Talk Like a Pirate Day started obscurely in 1995 due to the inspiration of two guys--John Baur and Mark Summers--but the day went big time when nationally syndicated columnist Dave Barry embraced the annual holiday.

And why does nHumanities advocate talking like pirates? America's illustrators of the golden age (1870-1965) had a brilliant history of illustrating pirate stories and books. (Above right, the cover of Robert Louis Stevenson's Treasure Island, illustrated by N. C. Wyeth, 1911; below left, Howard Pyle, The Flying Dutchman, 1902, illustration from "North Folk Legends of the Sea," Harper's Monthly Magazine, January 1902.)

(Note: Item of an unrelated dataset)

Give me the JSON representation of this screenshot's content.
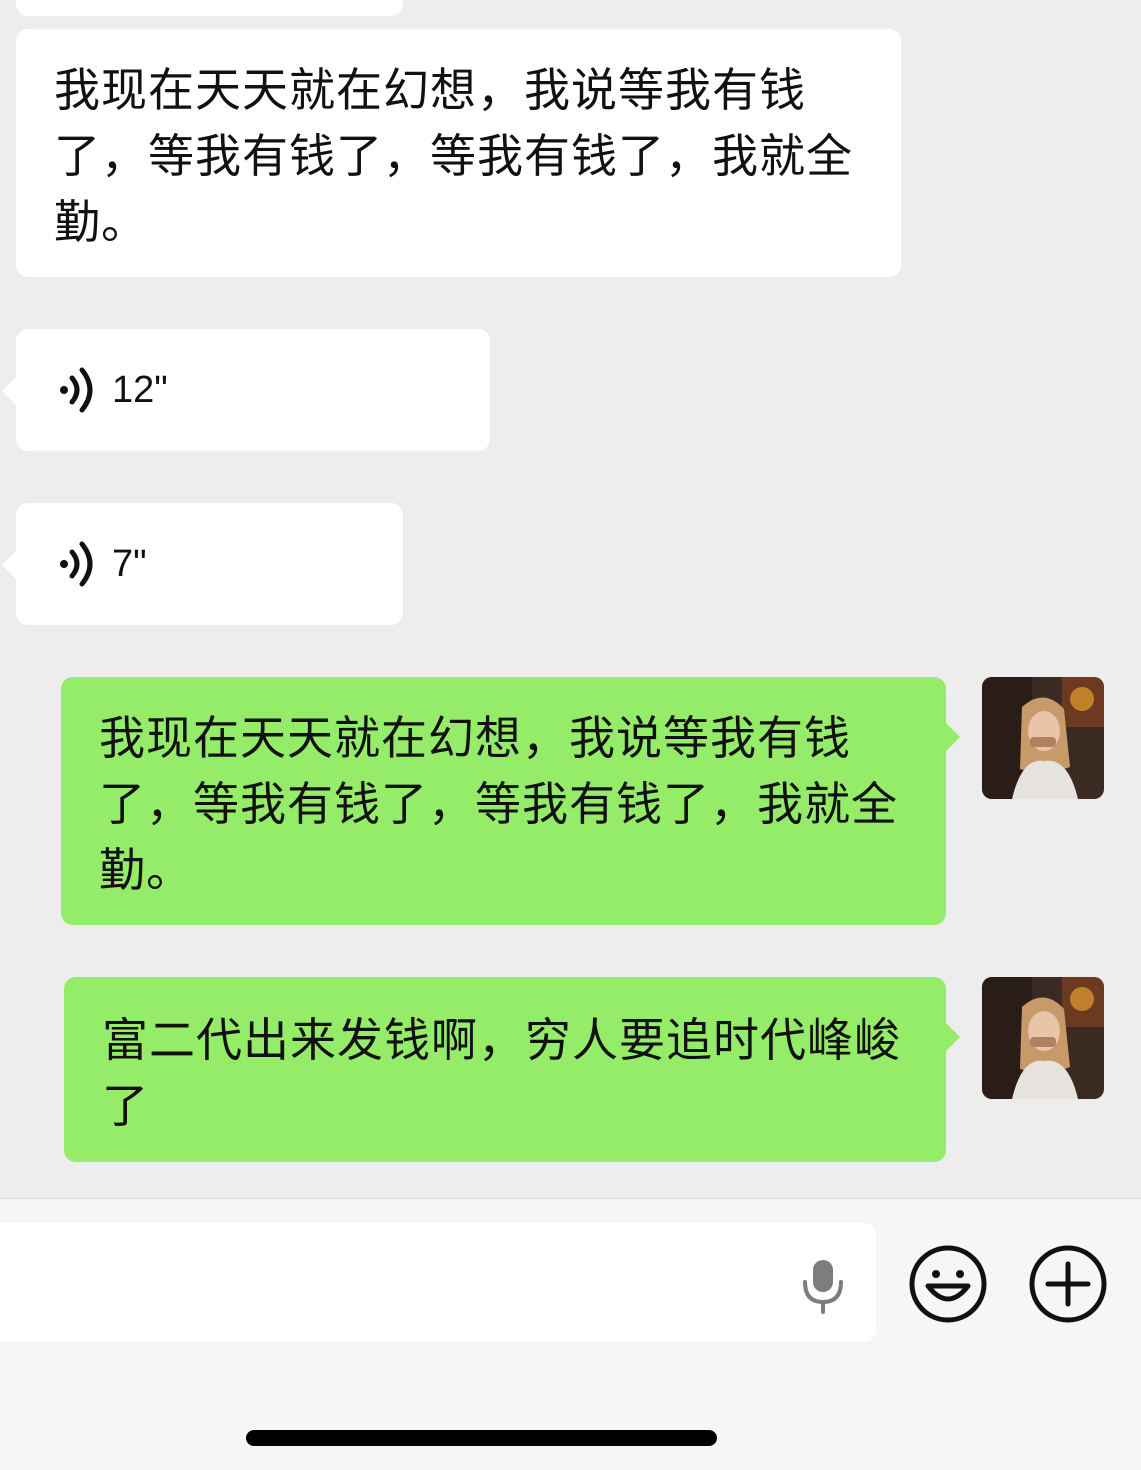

American magazine illustration enjoyed a celebrated period in the late 19th and early 20th centuries, when beloved illustrators were the stars of their time and households anxiously awaited their next offerings. Some of the names from this period remain familiar: Howard Pyle, Norman Rockwell, Rockwell Kent, Edward Gorey, Maxfield Parrish, N. C. Wyeth, Frederic Remington, John Held, Jr., and more. They worked for magazines such as McClure's, Harper's Monthly, Good Housekeeping, Saturday Evening Post, and Collier's.

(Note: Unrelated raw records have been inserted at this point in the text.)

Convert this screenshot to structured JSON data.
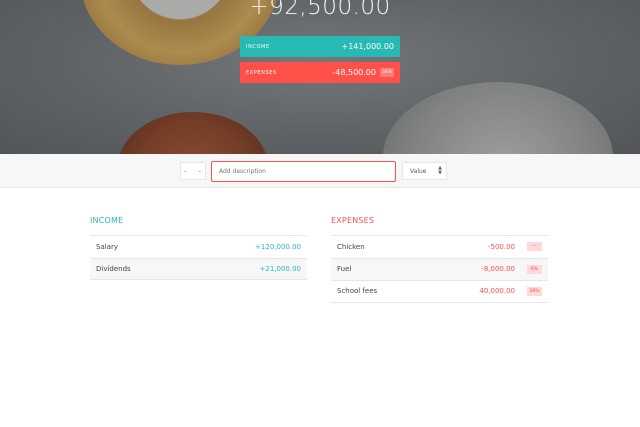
{
  "hero": {
    "balance": "+92,500.00",
    "income": {
      "label": "INCOME",
      "value": "+141,000.00"
    },
    "expenses": {
      "label": "EXPENSES",
      "value": "-48,500.00",
      "percentage": "34%"
    }
  },
  "add_bar": {
    "type_value": "-",
    "description_placeholder": "Add description",
    "value_placeholder": "Value"
  },
  "income": {
    "title": "INCOME",
    "items": [
      {
        "description": "Salary",
        "value": "+120,000.00"
      },
      {
        "description": "Dividends",
        "value": "+21,000.00"
      }
    ]
  },
  "expenses": {
    "title": "EXPENSES",
    "items": [
      {
        "description": "Chicken",
        "value": "-500.00",
        "percentage": "---"
      },
      {
        "description": "Fuel",
        "value": "-8,000.00",
        "percentage": "6%"
      },
      {
        "description": "School fees",
        "value": "40,000.00",
        "percentage": "28%"
      }
    ]
  },
  "colors": {
    "income_accent": "#28b9b5",
    "expense_accent": "#ff5049"
  }
}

What makes illustration different from other art genres? According to the National Museum of American Illustrators, three characteristics distinguish illustration:
  1. American Illustration is an art form created to be reproduced, sometimes with accompanying text.
  2. American Illustration manifests how Americans view themselves; it is both social and cultural history pictured.
  3. American Illustration is a visual record which evokes responses from the audience of its day, from the audience of today, and from future audiences; it becomes increasingly valuable as a reservoir of cultural images and a chronicle of change. (The American Imagist Collection)
(07Sep05) Link to Flickr Photoset of all the illustrations from Howard Pyle's 1903 book of pirates.


Links of Interest:

Thursday, August 25, 2005

The Worst Jobs in History - Tudor

And you thought your job is bad . . .

In honor of the upcoming Renaissance Fair (Saturday, 27 August 2005, Washington Park), we offer you a glimpse of the worst jobs in Tutor England.

Britain's Channel 4 has a web site that briefly describes the worst jobs in 2,000 years of British history, from Roman/Anglo-Saxon days through Victorian.

For the Tutor era, eight execrable jobs are described, including two that dealt with excretion: the monarch's groom of the stool and gong scourer/farmer.